In the United States, about 500 cows have been cloned — and most are nothing more than scientific novelties. Just one in 10 cloned embryos yields a live birth, each at a cost of about US$20,000. Many of those calves develop serious health problems.

And while Cuban scientists proudly showed off their cloning project to former U.S. President Jimmy Carter when he visited Havana's Center for Genetic Engineering and Biotechnology in May, some are now echoing foreign colleagues in downplaying its value.

"It's a big milestone in biotechnology," said Carlos Borroto, the center's vice director. "But it's not a priority."

Cuba's quest to clone the perfect cow began not with medicine, but with Ubre Blanca, a spectacularly impressive animal that had Cuban officials salivating over the promise of a herd of major milk producers.

In 1982, Ubre Blanca, Spanish for White Udder, produced 241 pounds (108 liters) of milk in a single day. That's four times more than the average cow and was recognized by the Guinness Book of World Records.

Castro referred to Ubre Blanca's prodigious output in speeches as evidence of communism's superior breeding skills, and the cow's triumphs were splashed throughout Cuba's government-controlled newspapers.
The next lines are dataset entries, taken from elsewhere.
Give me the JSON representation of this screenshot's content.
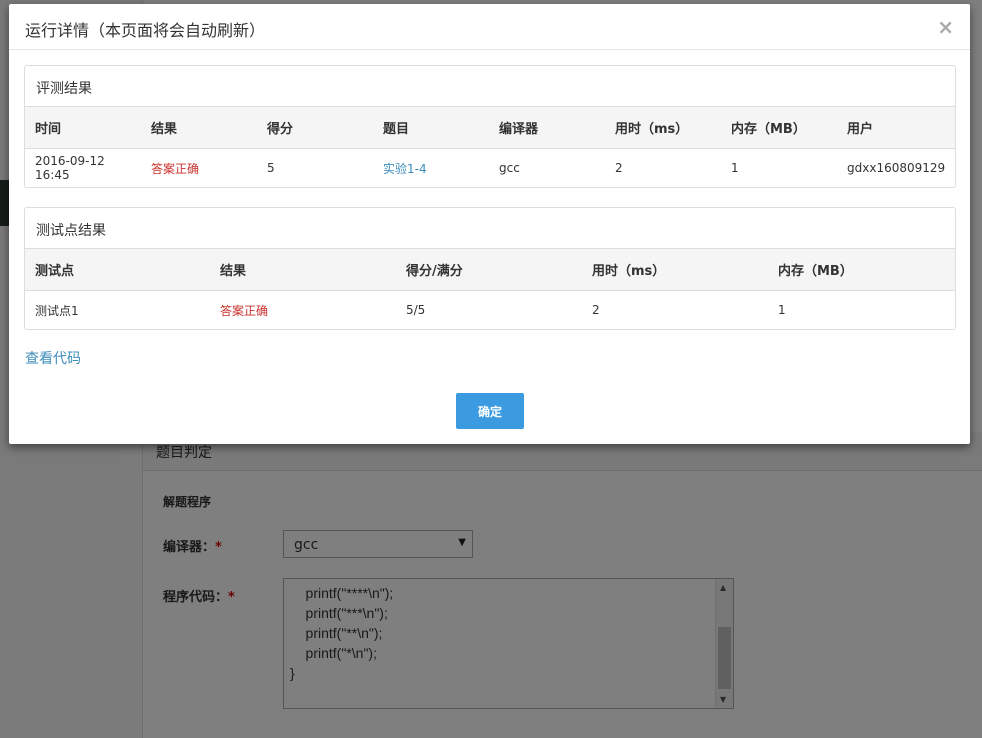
{
  "modal": {
    "title": "运行详情（本页面将会自动刷新）",
    "close_glyph": "×",
    "eval": {
      "heading": "评测结果",
      "columns": [
        "时间",
        "结果",
        "得分",
        "题目",
        "编译器",
        "用时（ms）",
        "内存（MB）",
        "用户"
      ],
      "row": {
        "time": "2016-09-12 16:45",
        "result": "答案正确",
        "score": "5",
        "problem": "实验1-4",
        "compiler": "gcc",
        "time_ms": "2",
        "memory_mb": "1",
        "user": "gdxx160809129"
      }
    },
    "testpoints": {
      "heading": "测试点结果",
      "columns": [
        "测试点",
        "结果",
        "得分/满分",
        "用时（ms）",
        "内存（MB）"
      ],
      "rows": [
        {
          "name": "测试点1",
          "result": "答案正确",
          "score": "5/5",
          "time_ms": "2",
          "memory_mb": "1"
        }
      ]
    },
    "view_code_label": "查看代码",
    "confirm_label": "确定"
  },
  "background": {
    "panel_title": "题目判定",
    "section_label": "解题程序",
    "compiler_label": "编译器：",
    "compiler_value": "gcc",
    "code_label": "程序代码：",
    "required_mark": "*",
    "code_text": "    printf(\"****\\n\");\n    printf(\"***\\n\");\n    printf(\"**\\n\");\n    printf(\"*\\n\");\n}"
  },
  "colors": {
    "accent_blue": "#3c9be0",
    "link_blue": "#3c8dbc",
    "error_red": "#c9302c"
  }
}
Before Ubre Blanca died, eggs and tissue samples were taken from her and frozen. Cuban scientists studied her DNA under microscopes to see if they could find the milk genes that set Ubre Blanca apart.

"We're not cloning Ubre Blanca," Borroto said. "But she was a motivation to start the project."
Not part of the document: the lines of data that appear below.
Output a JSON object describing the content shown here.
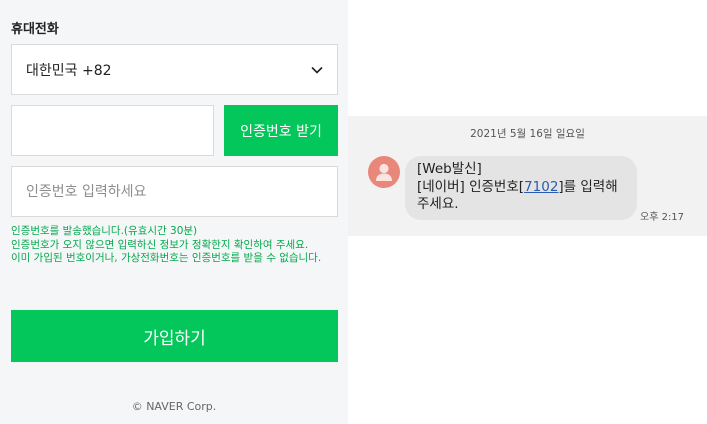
{
  "form": {
    "section_label": "휴대전화",
    "country_value": "대한민국 +82",
    "phone_value": "",
    "get_code_label": "인증번호 받기",
    "code_placeholder": "인증번호 입력하세요",
    "notice_lines": [
      "인증번호를 발송했습니다.(유효시간 30분)",
      "인증번호가 오지 않으면 입력하신 정보가 정확한지 확인하여 주세요.",
      "이미 가입된 번호이거나, 가상전화번호는 인증번호를 받을 수 없습니다."
    ],
    "join_label": "가입하기",
    "footer": "© NAVER Corp."
  },
  "sms": {
    "date": "2021년 5월 16일 일요일",
    "line1": "[Web발신]",
    "line2_prefix": "[네이버] 인증번호[",
    "code": "7102",
    "line2_suffix": "]를 입력해",
    "line3": "주세요.",
    "time": "오후 2:17"
  },
  "icons": {
    "country_chevron": "chevron-down-icon",
    "sender_avatar": "person-icon"
  },
  "colors": {
    "naver_green": "#03c75a",
    "notice_green": "#03a94d",
    "avatar": "#e8877a"
  }
}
Yet nobody anywhere has reported producing viable medicines ready for human use from cows, and U.S. companies that have sunk millions of dollars into cloning are now struggling for survival.

"The applications aren't as broad as once thought," said James Robl, president of South Dakota-based Hematech LLC, which is cloning genetically engineered cows to produce medicines in their blood. "The cost of cloning is high and its not moving as fast as some would like."

And though many international scientists question the project's wisdom, Cuba remains intent on cloning a cow — and is looking for partners in the effort.

The co-founders of Canadian company TGN Biotech Inc. were among scientists who traveled to Havana for the recent conference. TGN is genetically engineering pigs to create human fertility drugs in their semen and wanted to talk to Cuban officials about moving some of their pig-breeding facilities to Cuba.

Instead, all the Cuban delegation wanted to discuss was how to clone a cow, said TGN's Marc-Andre Sirard.

"They didn't like what we had to tell them," Sirard said. "Cloning cows is not the solution for Cuba."